When Acne Paper was relaunched last year, it arrived as a hybrid between a book and a magazine, reimagined in a new format and bold design direction: expanding to 500 pages. The new issue of Acne Paper has taken the idea of a hybrid one step further.
Part biography, part novel, part cultural art journal, part fashion magazine, this experimental and interdisciplinary issue is imagined around the story of Atticus: a fictional personality in the art world who will celebrate his one hundred year birthday during the Acne Paper launch in Milan this November.
Acne Paper 17 is our most important art issue to date, featuring the work of more than fifty contemporary artists, including (in alphabetic order): Kai Althoff, Felipe Baeza, Maria Bartuszová, Louise Bonnett, Victor Brauner, Enrico Castellani, Julie Curtiss, Chioma Ebinama, Inka Essenhigh, Lucio Fontana, Marguerite Humeau, Marina Karella, Sarah Lucas, René Magritte, Piero Manzoni, Fabio Mauri, Minoru Nomata, Ariana Papademetropoulos, Christina Quarles, Eileen Quinlan, Nathaniel Mary Quinn, Ed Ruscha, Anj Smith, John Stezaker, Salman Toor, Cy Twombly, Paloma Varga Weisz, Andy Warhol and Lian Zhang, to name but a few.
The centerpiece of the publication is a written memoir by Atticus. Within its five chapters Atticus narrates us through his cultured life where he starts out as a dancer, first with Balanchine, then with Merce Cunningham, before becoming an art world personality. In his vivid reflections illuminating chosen moments of his life we meet a dazzling gallery of art world giants, dancers, musicians, writers, designers, architects and people Atticus has admired, encountered and befriended.
Intersected throughout the issue are fashion stories by Luis Alberto Rodriguez and Raphael Hirsch, Cho Gi-Seok and Robbie Spencer, Paul Kooiker and Beat Bolliger, Justin French and Glen Mban, William Waterworth and Pierre-Alexandre Fillaire, as well as a surreal still-life story by Keisuke Otobe and Dimitra Louana Marlanti, and a intimate self portrait portfolio by Ibrahim Kamara.

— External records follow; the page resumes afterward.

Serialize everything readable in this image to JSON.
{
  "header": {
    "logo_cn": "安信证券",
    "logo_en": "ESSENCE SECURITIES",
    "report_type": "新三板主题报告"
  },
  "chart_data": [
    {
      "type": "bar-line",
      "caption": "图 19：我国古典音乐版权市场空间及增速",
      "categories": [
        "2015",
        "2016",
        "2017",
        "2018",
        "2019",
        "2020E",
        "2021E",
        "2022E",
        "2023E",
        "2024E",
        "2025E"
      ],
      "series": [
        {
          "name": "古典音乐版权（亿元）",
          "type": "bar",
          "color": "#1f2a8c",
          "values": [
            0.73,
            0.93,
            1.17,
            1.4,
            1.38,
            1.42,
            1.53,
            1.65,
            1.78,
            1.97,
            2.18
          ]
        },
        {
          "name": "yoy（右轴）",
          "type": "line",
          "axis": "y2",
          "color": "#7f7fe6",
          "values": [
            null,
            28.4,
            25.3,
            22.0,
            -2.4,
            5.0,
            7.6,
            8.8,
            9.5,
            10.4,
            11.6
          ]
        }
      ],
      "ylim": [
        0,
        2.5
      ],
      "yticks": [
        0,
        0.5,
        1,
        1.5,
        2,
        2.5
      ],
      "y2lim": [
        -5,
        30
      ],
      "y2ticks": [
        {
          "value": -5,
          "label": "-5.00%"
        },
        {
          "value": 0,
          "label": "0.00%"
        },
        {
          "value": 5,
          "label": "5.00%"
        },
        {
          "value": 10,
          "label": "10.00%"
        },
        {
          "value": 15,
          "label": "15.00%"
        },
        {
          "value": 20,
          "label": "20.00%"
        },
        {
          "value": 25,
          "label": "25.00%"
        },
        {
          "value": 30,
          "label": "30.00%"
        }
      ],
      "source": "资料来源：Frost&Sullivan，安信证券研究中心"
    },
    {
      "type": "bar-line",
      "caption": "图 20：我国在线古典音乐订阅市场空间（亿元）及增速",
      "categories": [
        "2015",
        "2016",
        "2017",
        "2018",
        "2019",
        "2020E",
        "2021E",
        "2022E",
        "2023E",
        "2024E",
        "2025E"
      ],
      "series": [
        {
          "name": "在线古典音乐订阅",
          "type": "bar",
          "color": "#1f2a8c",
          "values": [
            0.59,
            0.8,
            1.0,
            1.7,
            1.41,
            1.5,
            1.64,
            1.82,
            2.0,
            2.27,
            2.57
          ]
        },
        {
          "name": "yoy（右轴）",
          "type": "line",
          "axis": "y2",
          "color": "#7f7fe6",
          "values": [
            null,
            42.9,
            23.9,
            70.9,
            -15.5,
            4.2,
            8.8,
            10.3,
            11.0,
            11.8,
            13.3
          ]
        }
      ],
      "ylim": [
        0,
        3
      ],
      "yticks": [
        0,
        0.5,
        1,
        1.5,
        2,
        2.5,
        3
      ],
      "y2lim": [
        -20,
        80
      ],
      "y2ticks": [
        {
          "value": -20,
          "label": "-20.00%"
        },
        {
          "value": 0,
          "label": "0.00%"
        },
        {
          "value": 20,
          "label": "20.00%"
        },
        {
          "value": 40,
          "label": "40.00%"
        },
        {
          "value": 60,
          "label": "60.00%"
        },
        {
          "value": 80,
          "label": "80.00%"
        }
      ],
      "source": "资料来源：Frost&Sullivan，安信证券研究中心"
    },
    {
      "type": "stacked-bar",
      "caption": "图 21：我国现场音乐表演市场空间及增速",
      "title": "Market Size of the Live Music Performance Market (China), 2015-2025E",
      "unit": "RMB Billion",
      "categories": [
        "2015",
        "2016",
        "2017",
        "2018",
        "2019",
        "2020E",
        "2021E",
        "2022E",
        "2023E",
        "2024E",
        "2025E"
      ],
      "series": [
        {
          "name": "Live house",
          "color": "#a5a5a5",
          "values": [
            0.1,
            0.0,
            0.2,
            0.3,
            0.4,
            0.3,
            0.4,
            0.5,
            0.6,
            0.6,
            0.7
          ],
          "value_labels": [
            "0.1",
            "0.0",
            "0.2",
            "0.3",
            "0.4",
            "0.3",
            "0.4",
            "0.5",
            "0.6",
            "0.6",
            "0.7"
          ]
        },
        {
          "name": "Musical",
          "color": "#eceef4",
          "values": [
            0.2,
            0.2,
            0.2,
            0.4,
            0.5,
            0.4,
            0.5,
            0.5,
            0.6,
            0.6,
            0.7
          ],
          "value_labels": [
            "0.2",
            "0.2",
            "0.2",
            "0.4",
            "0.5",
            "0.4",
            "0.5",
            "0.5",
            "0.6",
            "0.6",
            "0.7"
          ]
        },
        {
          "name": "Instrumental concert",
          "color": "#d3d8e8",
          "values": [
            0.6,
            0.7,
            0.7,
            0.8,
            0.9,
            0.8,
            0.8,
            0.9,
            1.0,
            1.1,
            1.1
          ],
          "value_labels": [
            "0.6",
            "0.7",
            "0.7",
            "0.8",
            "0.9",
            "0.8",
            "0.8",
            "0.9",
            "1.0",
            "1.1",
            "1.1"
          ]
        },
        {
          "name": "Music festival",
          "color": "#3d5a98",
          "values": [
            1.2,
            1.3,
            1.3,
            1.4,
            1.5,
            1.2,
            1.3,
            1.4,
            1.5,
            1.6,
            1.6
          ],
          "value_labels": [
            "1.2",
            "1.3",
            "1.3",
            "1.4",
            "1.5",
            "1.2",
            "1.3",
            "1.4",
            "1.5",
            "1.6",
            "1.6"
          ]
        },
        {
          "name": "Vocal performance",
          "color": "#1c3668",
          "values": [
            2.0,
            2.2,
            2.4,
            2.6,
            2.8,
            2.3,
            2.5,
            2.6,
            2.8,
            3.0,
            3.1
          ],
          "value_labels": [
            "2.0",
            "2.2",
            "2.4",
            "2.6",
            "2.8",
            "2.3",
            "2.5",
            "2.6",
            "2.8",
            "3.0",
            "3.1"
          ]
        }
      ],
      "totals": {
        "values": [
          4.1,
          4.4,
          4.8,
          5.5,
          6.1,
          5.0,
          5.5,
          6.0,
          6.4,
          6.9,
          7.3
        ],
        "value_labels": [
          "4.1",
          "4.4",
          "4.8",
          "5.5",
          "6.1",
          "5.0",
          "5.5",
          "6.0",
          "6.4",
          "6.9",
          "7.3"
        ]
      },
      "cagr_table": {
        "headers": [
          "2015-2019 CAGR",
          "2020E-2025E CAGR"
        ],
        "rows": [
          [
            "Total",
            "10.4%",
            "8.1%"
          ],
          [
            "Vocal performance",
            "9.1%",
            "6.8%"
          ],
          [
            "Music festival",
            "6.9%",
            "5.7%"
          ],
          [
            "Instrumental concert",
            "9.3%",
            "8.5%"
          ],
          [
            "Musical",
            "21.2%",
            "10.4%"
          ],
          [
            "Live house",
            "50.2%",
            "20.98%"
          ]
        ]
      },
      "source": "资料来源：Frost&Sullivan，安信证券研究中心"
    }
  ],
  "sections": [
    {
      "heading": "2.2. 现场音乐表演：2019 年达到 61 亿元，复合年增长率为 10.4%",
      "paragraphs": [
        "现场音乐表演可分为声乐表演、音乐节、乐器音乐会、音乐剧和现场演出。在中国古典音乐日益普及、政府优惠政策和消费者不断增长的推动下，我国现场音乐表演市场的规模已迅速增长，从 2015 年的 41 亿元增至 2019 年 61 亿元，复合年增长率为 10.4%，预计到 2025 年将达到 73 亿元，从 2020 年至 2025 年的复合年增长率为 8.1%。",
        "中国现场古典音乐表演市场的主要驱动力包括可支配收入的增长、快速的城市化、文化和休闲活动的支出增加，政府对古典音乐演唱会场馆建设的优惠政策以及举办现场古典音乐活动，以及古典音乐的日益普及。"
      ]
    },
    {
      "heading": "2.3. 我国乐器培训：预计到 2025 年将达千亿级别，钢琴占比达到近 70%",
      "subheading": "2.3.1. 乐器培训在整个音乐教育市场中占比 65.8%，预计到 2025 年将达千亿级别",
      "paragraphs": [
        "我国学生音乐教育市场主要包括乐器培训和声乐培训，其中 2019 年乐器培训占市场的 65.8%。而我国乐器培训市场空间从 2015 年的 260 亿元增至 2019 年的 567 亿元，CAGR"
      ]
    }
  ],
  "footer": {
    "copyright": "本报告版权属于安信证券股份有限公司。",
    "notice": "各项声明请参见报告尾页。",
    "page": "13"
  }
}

At the heart of Atticus’ biography is the relationship with Desmond, the love of his life. We are reminded of a time when men who loved men, and women who loved women, were considered delinquents. Atticus also recalls the dramatic AIDS epidemic and the many loved and talented people who perished with it.
In a special portfolio we pay tribute to the work of artists Darrel Ellis, Arch Connelly, Jimmy Wright, and Larry Stanton whose paintings and drawings will be the subject of a special Acne Studios collaboration to benefit an AIDS charity.